HUBIERA sido impensable sólo dos años atrás, pero ayer sucedió. Mientras Felipe y Alfonso aceptaban volver a saludarse y mitinear juntos en el velódromo de Dos Hermanas en socorro de un desfalleciente Rubalcaba -todo sea por la causa-, nuestro hombre, que lleva un cuarto de siglo como funcionario del PSOE, compraba exquisiteces en la tienda para gourmets de unos grandes almacenes.

Otros muchos faltaron a la cita de Dos Hermanas, desactivada por los pésimos augurios del Centro de Investigaciones Sociológicas (CIS).
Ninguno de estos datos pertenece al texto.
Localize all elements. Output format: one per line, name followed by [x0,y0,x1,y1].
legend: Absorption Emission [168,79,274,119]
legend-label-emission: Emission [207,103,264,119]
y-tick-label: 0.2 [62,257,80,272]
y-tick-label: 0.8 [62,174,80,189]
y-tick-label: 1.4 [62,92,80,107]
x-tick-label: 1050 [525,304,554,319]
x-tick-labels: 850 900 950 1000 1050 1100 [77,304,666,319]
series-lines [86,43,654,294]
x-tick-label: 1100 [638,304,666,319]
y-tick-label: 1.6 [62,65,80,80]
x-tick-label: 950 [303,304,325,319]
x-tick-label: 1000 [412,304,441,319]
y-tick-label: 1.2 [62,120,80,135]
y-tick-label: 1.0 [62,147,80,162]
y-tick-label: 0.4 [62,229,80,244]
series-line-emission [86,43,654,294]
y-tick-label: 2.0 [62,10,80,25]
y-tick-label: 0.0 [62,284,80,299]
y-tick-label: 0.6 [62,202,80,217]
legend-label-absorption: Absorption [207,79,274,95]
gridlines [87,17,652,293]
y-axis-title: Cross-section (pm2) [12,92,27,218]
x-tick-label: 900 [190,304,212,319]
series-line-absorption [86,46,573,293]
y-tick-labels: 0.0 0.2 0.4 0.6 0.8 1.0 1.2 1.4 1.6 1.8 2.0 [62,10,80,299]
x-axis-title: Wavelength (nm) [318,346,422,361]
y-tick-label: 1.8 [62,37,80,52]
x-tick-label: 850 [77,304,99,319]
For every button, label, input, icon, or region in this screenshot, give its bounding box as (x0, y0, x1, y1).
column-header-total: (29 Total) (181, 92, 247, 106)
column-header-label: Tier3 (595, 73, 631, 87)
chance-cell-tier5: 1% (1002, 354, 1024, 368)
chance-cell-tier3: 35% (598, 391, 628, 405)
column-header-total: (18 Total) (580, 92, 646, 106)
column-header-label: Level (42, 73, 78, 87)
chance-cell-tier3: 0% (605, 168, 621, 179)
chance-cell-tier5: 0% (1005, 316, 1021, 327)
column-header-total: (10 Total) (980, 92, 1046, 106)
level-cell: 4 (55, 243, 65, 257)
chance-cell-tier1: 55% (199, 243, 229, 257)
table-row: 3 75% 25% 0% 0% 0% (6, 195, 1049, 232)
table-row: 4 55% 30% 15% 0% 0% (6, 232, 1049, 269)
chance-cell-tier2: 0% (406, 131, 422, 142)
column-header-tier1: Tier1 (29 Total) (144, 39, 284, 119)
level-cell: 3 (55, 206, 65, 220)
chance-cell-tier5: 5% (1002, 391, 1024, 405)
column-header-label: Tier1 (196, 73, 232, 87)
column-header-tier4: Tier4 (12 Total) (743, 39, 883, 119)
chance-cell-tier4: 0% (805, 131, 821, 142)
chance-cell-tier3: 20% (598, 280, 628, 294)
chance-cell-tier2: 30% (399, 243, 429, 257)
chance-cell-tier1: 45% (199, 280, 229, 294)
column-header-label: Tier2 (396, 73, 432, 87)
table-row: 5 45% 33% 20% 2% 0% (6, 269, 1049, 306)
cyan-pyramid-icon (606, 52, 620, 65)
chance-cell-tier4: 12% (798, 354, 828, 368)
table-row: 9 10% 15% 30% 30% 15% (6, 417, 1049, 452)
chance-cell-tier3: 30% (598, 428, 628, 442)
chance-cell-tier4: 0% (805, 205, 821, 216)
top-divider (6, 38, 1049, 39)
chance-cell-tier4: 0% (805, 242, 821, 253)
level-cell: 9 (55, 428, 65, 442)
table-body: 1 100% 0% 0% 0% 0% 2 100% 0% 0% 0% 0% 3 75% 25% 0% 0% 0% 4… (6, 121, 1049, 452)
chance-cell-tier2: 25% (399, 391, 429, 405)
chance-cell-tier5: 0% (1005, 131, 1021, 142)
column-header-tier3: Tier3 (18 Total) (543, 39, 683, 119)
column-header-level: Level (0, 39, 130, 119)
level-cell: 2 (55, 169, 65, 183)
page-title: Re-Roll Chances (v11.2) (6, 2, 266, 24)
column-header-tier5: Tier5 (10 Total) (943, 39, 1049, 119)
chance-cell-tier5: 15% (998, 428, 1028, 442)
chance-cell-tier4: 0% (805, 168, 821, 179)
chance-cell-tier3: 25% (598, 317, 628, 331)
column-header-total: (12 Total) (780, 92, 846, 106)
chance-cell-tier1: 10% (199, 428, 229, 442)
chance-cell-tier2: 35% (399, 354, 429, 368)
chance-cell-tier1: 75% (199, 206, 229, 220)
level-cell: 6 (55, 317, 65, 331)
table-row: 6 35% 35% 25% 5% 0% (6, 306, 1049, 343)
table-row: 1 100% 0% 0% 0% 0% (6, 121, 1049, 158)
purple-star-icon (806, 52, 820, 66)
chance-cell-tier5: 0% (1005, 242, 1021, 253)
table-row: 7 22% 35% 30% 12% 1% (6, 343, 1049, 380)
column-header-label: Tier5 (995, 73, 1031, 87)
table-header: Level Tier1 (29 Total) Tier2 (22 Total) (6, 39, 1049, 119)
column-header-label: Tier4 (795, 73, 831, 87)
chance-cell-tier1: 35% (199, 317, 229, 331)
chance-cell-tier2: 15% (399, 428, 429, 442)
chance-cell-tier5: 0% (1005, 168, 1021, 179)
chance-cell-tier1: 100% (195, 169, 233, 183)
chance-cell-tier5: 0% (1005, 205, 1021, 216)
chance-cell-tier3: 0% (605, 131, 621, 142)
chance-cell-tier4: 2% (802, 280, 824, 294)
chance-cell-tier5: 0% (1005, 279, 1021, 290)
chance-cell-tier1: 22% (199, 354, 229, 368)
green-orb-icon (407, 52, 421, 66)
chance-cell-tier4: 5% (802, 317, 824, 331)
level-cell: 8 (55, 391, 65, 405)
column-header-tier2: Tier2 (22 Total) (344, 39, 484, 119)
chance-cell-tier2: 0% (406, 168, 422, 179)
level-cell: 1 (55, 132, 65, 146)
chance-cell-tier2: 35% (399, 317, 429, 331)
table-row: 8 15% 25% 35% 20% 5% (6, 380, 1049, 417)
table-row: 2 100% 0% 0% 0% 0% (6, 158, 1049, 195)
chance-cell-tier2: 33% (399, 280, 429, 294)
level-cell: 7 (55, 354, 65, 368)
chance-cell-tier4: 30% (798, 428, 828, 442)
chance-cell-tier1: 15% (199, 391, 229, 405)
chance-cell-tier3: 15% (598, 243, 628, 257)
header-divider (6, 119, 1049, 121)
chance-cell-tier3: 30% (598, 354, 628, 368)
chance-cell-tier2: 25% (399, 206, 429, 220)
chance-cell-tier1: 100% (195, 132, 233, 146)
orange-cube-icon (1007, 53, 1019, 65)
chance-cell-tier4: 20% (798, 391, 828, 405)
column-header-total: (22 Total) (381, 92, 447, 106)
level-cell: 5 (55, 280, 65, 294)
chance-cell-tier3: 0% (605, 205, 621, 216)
Nadie quiso creerse la encuesta del CIS. El PP, para que la aplastante victoria pronosticada no desmovilice a los suyos el 20-N, que es el único día que al final vale; el PSOE, por lo contrario: para que el presagio de la derrota no deje a los suyos y a los indecisos en casa, sino que los empuje hacia las urnas hasta darle la vuelta al tremendo sondeo.

Claro que esto último ha servido bastante en otros tiempos más inciertos, pero menos en esta coyuntura de certidumbres y rotundidades.

Ahora buena parte del electorado tradicional del socialismo ya ha tirado la toalla y ni las razones ideológicas ni las pulsiones sentimentales lo van a mover. Ahí se incluyen muchos simpatizantes, pero también militantes y hasta fontaneros con muchos trienios viviendo del partido, como el hombre que motiva este comentario, que sustituyó el mitin central de la campaña de Rubalcaba por las delicatessen, para apurar un fin de semana más con trabajo fijo. Por si es de los últimos. Que puede serlo.